The UK's Foreign and Commonwealth Office has called the sentence "grotesque" and called on the Gulf kingdom to ensure the punishment is not carried out.
The UK was responding to reports published on Wednesday that said a Saudi Arabian court had delivered a verdict that a young man should be paralysed as punishment for a crime he committed 10 years ago which resulted in the victim being confined to a wheelchair.
Ali al-Khawaher, 24, was reported to have spent 10 years in jail waiting to be paralysed surgically unless his family pays one million Saudi riyals ($270,000) to the victim.
The Saudi Gazette newspaper reported last week that Khawaher had stabbed a childhood friend in the spine during a dispute a decade ago, paralysing him from the waist down.
Responding to reports, an FCO Spokesperson said: “We are deeply concerned by reports that a Saudi Arabian court has sentenced a man to be paralysed in retribution for causing the paralysis of a friend when he was fourteen years old.
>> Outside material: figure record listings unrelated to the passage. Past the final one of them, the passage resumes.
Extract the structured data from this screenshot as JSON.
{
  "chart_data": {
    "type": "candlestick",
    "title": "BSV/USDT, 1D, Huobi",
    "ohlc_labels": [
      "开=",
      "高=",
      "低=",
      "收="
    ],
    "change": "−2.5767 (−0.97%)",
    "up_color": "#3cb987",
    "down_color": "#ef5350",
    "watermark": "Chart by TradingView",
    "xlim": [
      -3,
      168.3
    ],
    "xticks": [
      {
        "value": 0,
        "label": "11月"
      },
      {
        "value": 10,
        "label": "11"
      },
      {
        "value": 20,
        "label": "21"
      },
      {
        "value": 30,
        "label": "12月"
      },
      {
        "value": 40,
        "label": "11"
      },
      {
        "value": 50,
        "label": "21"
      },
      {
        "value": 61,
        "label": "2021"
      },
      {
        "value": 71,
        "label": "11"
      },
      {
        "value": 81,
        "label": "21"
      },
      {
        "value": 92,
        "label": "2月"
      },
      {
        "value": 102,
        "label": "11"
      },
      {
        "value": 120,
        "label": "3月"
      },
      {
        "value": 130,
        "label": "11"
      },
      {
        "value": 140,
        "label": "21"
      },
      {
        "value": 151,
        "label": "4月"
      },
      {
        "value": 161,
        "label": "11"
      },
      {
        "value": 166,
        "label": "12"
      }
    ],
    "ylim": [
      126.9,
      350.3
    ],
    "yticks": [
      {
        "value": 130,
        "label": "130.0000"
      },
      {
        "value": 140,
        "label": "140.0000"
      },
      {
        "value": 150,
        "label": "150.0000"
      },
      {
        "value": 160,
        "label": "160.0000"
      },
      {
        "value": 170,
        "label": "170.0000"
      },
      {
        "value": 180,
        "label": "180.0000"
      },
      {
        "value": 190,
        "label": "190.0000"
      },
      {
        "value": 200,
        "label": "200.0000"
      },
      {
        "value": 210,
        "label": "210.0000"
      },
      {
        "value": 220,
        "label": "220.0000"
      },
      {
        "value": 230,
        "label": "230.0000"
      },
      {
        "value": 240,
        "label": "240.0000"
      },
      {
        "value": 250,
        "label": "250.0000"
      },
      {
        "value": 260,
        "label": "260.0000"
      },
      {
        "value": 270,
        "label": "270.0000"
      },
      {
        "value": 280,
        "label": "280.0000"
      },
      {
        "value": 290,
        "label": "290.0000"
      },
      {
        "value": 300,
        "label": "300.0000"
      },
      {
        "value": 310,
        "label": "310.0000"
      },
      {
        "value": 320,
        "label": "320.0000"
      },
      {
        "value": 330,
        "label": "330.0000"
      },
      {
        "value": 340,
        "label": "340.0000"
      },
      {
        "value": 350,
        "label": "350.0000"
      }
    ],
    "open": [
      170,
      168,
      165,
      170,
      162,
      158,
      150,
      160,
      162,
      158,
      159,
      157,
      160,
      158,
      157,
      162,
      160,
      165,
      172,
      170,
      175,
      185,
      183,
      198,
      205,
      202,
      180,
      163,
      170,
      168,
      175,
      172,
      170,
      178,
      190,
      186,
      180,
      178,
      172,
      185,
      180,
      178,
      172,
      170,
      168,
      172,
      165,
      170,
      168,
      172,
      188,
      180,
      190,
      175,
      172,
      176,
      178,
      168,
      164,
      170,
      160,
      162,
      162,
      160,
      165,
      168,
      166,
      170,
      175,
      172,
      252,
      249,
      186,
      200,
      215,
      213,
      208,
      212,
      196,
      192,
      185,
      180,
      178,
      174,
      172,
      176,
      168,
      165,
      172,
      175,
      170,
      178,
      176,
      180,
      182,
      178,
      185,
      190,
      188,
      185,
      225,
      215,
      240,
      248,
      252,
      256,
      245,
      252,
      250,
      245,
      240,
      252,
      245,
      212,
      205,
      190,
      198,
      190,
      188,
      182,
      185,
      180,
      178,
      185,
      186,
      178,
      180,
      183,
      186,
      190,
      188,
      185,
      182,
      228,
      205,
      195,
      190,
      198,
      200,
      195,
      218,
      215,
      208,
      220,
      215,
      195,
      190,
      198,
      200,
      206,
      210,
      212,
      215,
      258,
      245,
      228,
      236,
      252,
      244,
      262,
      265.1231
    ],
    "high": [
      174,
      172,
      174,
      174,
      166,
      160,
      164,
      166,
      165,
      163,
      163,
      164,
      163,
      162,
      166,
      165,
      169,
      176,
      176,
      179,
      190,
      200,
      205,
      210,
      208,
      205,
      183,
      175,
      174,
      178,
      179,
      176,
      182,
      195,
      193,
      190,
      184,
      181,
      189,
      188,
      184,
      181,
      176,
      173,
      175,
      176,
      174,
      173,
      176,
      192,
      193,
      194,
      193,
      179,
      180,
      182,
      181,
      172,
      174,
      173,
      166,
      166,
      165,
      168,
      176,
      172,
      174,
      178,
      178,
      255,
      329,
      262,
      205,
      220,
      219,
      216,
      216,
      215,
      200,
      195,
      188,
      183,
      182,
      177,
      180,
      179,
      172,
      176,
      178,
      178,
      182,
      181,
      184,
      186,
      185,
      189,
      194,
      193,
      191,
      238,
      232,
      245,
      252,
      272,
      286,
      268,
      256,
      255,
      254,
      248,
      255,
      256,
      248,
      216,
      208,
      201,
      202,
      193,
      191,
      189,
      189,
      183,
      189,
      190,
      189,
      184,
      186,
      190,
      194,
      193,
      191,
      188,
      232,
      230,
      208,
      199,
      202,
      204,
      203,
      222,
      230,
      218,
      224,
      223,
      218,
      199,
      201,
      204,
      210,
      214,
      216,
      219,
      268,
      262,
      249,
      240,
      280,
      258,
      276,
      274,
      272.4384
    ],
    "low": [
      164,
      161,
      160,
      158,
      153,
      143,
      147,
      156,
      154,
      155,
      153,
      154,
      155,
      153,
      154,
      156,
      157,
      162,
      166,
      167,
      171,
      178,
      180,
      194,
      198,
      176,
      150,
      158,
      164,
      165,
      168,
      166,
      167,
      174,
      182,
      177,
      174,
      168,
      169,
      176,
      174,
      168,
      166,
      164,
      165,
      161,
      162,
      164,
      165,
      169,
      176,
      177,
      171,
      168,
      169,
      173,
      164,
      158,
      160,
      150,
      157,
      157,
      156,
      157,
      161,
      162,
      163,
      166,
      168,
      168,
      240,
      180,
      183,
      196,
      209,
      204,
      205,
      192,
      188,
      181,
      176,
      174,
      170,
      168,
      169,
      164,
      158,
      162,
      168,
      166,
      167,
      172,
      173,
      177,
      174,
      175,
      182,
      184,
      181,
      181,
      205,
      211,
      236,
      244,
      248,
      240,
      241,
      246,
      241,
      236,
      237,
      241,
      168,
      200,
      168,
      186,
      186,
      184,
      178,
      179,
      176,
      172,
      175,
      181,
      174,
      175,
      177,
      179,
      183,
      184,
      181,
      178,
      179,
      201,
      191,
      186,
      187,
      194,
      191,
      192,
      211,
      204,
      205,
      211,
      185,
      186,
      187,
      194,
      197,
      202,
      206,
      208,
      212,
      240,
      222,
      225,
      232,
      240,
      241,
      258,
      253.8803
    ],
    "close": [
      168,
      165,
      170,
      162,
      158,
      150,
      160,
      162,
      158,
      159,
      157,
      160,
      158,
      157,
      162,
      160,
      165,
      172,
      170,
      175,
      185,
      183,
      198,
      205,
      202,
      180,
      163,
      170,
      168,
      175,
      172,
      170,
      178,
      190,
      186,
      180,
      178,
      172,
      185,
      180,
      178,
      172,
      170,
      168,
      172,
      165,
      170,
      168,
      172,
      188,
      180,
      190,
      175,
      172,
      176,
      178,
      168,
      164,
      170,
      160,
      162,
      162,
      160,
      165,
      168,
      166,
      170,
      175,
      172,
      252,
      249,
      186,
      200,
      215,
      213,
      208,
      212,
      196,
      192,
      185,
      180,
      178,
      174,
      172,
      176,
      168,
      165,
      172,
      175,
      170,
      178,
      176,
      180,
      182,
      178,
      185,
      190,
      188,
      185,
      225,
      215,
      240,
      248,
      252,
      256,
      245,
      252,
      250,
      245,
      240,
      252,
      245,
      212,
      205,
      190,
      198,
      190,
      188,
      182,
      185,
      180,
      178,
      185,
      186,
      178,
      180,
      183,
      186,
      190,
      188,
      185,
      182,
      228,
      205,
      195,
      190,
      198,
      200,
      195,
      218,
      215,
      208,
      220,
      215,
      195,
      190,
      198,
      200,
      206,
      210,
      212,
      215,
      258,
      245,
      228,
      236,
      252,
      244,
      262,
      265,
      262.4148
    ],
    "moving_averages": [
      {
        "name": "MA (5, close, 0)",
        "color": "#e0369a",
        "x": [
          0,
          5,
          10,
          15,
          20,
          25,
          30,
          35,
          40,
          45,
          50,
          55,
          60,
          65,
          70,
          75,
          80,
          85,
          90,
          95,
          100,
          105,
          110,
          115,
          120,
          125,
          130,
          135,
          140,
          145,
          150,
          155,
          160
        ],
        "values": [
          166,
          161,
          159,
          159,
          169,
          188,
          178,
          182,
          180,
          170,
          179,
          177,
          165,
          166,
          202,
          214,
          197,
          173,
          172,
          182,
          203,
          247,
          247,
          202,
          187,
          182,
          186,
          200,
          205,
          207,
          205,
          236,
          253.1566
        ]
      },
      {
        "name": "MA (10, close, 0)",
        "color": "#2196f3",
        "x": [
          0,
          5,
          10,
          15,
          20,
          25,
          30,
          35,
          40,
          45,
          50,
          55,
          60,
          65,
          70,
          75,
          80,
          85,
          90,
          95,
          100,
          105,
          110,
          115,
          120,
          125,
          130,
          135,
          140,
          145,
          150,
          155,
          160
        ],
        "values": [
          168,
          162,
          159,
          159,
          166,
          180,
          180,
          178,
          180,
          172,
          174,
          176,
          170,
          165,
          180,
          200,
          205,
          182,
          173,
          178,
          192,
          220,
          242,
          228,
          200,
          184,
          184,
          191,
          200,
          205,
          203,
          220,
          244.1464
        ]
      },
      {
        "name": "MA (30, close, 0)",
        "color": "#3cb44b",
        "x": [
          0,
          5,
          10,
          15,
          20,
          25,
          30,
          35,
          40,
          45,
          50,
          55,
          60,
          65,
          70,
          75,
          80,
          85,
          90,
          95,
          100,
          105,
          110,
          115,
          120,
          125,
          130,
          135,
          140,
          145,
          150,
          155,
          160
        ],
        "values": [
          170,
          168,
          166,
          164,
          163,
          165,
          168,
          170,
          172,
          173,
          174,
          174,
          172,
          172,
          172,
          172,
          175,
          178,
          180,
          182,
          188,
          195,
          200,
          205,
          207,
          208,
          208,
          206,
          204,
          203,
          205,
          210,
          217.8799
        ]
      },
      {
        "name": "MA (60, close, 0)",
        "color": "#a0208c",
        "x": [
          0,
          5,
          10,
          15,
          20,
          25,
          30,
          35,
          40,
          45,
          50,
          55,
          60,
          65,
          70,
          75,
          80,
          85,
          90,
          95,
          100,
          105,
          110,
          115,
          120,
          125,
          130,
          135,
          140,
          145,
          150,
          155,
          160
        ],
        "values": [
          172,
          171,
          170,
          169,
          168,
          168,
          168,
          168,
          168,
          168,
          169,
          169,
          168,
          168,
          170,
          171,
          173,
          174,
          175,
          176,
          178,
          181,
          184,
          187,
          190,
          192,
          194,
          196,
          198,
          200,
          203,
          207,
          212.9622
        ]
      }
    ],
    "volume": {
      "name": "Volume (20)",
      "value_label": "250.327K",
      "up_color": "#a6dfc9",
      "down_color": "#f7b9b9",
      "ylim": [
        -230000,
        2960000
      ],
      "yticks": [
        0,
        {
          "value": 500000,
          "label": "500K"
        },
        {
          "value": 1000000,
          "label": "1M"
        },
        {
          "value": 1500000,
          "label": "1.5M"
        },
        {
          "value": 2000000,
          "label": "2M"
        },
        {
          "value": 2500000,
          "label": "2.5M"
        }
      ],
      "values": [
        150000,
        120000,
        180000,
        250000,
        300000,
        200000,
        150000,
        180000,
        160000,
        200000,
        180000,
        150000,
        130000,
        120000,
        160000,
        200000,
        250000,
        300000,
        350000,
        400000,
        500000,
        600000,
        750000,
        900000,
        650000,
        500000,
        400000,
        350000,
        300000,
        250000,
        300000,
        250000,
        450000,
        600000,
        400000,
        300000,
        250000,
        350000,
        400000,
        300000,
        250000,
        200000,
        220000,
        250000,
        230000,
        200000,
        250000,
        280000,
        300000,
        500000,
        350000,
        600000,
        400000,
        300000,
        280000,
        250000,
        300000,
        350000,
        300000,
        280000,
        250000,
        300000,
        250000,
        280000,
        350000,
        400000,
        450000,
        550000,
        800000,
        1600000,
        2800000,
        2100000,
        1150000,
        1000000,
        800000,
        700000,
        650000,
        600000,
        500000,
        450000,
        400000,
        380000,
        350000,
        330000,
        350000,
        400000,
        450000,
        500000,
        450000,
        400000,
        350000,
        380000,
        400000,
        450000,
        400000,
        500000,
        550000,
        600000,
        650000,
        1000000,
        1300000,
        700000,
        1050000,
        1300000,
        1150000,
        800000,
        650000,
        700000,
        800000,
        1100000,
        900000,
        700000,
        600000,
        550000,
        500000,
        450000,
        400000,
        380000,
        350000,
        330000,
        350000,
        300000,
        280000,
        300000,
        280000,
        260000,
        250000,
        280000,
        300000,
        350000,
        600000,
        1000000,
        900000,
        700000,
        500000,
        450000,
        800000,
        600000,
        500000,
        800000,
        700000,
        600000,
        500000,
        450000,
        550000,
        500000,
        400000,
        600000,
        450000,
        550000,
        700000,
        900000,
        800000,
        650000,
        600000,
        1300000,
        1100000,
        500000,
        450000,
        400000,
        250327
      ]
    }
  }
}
"We urge the Saudi authorities to ensure that this grotesque punishment is not carried out. Such practices are prohibited under international law and have no place in any society.”
Earlier this week, Amnesty International also condemned the sentence.
Saudi Arabia applies Islamic sharia law, which allows eye-for-an-eye punishment for crimes but allows victims to pardon convicts in exchange for so-called blood money.
"Paralysing someone as punishment for a crime would be torture," Ann Harrison, Amnesty's Middle East and North Africa Deputy Director, said in a statement late on Tuesday.
Amnesty said the case demonstrated the need for Saudi Arabia to review its laws to "start respecting their international obligations and remove these terrible punishments from the law".
Saudi judges have in the past ordered sharia punishments that include tooth extraction, flogging, eye gouging and - in murder cases - death.